The programme includes seminars and lectures on topics such as leadership, project management and personnel development. A large part of the programme takes place online. The participants also come together twice on site in Oldenburg - to consolidate what they have learnt, to exchange ideas and, above all, to work on specific projects. "We want to support the participants in developing their own projects and designing them in such a way that they can later implement them at their universities," explains programme coordinator Christine Vajna.

Recognising your own strengths

Mac Thi Dieu Trang, for example, is a project coordinator at the Department of Cooperation and Development at the University of Economics and Law in Ho Chi Minh City, Vietnam. Her university, which is still quite young, will operate more independently in future and initiate the necessary digital transformations in university management, study programmes and services for students. Dieu Thrang is involved in drawing up a corresponding roadmap.

"What I'm learning at UNILEAD is helping me to recognise my own strengths and make good use of them," she says. At the same time, she is gaining the tools to convey the right messages to the right people - for example, to create new connections for her university or to attract funding bodies outside her own country's borders for her project.

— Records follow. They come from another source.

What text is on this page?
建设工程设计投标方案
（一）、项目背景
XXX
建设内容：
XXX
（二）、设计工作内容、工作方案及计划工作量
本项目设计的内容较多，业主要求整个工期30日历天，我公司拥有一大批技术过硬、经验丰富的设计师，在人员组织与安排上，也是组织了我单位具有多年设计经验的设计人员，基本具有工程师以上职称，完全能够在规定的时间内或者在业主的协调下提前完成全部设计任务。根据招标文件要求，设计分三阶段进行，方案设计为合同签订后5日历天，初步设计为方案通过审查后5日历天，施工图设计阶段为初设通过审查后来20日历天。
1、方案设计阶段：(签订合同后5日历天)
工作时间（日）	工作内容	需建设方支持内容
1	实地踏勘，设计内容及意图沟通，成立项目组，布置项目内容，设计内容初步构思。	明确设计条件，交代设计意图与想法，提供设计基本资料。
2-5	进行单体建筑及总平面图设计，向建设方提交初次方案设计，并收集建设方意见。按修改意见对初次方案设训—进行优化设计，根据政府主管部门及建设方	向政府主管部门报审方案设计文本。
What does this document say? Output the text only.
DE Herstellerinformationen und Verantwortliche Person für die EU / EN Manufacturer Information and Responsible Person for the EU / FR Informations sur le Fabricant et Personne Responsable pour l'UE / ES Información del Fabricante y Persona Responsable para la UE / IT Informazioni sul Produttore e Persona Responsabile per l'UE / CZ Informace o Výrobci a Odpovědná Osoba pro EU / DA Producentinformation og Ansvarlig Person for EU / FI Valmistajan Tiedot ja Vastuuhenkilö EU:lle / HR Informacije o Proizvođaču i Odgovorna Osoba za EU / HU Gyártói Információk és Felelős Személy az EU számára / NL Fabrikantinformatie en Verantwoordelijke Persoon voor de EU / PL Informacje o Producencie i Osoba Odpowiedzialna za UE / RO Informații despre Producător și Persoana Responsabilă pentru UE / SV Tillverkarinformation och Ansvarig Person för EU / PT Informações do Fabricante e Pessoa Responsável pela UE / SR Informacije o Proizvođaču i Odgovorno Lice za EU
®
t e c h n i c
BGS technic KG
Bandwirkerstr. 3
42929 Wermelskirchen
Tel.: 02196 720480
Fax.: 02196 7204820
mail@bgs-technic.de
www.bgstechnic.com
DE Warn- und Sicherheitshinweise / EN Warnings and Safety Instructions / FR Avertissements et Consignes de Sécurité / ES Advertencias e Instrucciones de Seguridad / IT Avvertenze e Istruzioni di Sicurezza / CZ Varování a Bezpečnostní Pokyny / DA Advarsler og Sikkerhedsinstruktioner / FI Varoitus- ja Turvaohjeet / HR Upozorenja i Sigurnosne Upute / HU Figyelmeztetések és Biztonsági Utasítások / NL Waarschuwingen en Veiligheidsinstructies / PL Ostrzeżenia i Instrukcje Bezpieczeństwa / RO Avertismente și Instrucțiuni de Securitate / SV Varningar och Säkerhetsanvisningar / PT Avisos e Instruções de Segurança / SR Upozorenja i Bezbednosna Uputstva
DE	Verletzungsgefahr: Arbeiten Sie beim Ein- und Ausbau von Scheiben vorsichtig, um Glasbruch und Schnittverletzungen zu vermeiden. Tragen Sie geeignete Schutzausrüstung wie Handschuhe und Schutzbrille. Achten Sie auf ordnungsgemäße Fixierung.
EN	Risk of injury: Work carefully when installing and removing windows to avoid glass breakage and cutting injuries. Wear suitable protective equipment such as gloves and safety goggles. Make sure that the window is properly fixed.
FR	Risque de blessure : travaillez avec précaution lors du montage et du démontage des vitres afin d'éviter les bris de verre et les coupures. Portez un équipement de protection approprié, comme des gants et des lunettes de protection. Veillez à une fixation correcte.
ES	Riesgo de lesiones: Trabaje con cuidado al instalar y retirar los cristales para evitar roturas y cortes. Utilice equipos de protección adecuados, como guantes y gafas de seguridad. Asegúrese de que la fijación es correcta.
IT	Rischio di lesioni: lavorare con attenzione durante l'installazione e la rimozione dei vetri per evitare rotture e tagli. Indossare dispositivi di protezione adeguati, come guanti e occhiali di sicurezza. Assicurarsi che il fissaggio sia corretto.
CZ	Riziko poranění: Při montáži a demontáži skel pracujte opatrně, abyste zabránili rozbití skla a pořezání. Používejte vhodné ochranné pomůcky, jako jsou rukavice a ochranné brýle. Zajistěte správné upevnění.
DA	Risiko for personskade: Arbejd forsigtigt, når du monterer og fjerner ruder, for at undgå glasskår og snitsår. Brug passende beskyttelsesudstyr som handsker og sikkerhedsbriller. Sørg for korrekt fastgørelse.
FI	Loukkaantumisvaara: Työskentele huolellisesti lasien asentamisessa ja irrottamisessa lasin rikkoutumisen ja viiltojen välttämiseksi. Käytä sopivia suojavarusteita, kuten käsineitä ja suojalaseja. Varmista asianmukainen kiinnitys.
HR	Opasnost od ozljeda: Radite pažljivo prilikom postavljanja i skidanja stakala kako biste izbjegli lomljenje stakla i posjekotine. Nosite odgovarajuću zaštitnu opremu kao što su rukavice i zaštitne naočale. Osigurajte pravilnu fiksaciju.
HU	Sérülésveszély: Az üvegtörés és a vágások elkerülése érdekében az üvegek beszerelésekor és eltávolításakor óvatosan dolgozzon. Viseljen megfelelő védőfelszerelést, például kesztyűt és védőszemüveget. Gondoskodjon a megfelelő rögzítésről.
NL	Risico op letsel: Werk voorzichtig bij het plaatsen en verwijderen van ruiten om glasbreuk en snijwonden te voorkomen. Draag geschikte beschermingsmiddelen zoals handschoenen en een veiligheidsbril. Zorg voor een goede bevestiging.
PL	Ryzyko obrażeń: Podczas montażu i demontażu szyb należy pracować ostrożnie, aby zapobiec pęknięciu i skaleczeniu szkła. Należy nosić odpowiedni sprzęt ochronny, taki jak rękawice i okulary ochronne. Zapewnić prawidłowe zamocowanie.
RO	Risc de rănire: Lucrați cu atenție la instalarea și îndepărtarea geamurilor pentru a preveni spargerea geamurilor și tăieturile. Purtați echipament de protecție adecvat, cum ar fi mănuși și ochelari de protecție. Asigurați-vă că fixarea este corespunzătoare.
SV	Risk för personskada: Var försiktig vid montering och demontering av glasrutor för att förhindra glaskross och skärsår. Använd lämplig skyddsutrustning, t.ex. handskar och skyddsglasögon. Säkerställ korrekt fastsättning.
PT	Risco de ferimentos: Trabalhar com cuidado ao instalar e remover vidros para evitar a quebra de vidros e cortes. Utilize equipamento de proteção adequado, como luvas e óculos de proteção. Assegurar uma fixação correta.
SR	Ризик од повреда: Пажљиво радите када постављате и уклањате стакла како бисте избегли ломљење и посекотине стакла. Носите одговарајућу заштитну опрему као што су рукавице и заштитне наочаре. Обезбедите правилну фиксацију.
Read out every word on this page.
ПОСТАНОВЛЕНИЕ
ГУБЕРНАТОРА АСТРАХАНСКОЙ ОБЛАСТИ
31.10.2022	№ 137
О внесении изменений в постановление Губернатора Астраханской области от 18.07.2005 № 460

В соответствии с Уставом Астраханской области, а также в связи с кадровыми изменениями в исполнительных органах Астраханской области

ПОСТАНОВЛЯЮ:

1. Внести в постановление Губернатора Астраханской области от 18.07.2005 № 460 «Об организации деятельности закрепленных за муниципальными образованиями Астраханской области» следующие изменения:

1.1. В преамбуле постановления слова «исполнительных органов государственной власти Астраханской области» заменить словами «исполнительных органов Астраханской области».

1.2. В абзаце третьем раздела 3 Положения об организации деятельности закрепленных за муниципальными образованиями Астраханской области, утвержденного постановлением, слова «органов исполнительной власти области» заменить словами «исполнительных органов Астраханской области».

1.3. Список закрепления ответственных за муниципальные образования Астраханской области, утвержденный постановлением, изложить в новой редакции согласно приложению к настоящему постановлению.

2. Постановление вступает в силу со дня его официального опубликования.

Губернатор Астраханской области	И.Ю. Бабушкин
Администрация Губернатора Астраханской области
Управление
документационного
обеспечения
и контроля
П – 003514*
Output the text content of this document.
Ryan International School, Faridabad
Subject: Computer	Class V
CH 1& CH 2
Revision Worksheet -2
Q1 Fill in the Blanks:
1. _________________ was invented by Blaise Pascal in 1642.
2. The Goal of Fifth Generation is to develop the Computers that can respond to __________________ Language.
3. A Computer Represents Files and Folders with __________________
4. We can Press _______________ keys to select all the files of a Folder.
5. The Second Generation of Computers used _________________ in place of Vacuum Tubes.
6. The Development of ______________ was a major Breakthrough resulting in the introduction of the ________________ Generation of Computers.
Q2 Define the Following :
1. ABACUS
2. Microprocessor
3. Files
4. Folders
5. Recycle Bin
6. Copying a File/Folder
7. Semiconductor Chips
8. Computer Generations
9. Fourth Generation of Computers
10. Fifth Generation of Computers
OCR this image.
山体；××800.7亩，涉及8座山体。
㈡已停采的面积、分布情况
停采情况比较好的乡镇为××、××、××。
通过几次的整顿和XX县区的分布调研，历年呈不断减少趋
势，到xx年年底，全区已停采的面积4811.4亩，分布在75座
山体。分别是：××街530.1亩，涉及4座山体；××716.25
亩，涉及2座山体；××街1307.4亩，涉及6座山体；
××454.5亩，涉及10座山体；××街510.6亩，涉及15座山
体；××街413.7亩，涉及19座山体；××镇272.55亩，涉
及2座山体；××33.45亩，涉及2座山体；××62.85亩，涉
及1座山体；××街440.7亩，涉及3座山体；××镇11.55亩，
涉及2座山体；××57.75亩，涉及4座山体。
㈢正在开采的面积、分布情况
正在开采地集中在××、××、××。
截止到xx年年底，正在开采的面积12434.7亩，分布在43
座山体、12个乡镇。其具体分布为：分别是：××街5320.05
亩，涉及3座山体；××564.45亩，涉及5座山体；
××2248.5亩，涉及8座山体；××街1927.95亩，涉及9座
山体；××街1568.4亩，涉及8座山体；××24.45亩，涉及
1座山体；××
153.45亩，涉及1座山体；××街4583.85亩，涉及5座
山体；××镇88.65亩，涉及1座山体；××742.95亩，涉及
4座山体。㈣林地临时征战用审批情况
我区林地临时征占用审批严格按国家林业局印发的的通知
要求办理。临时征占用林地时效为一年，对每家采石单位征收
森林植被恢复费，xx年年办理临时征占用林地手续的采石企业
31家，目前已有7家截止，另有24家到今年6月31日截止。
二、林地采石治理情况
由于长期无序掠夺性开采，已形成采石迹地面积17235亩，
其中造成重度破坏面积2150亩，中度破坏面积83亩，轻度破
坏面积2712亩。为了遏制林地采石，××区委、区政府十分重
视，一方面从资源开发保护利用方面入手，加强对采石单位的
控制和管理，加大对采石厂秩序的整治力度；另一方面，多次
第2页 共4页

Pierre Atallah is also concerned with getting the right messages across. He is head of the student secretariat at the American University of Science and Technology in Beirut, Lebanon. "Many students don't graduate or drop out of university," he explains. His aim is to set up a programme that helps students to find their way and stick with it - and thus improve their academic success.

Learning from each other

In order to realise this, he wants to train his team and, above all, needs resources - both human and financial. The training shows him ways in which he can adequately present his proposals to the university administration and convince them to tackle the project, he explains.

But it is also the exchange with the other participants and the mutual support that helps them to develop a positive vision for the future, emphasise Dieu Trang and Atallah. Despite the major cultural differences between all participants and language barriers, they quickly grew together as a group, a family, during the three-week presence phase in Oldenburg. "A special bond developed between us," says Atallah. Dieu Trang also describes their time together in Oldenburg as a "wonderful experience". "We learnt new things every day - not least from each other," she says.

Dieu Trang and Atallah also gained valuable experience beyond the group and the actual programme content. The good organisation, many helpful people and punctual buses have given them a positive image of Germany. However, despite their enthusiasm for the host country and for Oldenburg - unlike the weather, neither of them could really get used to the local food.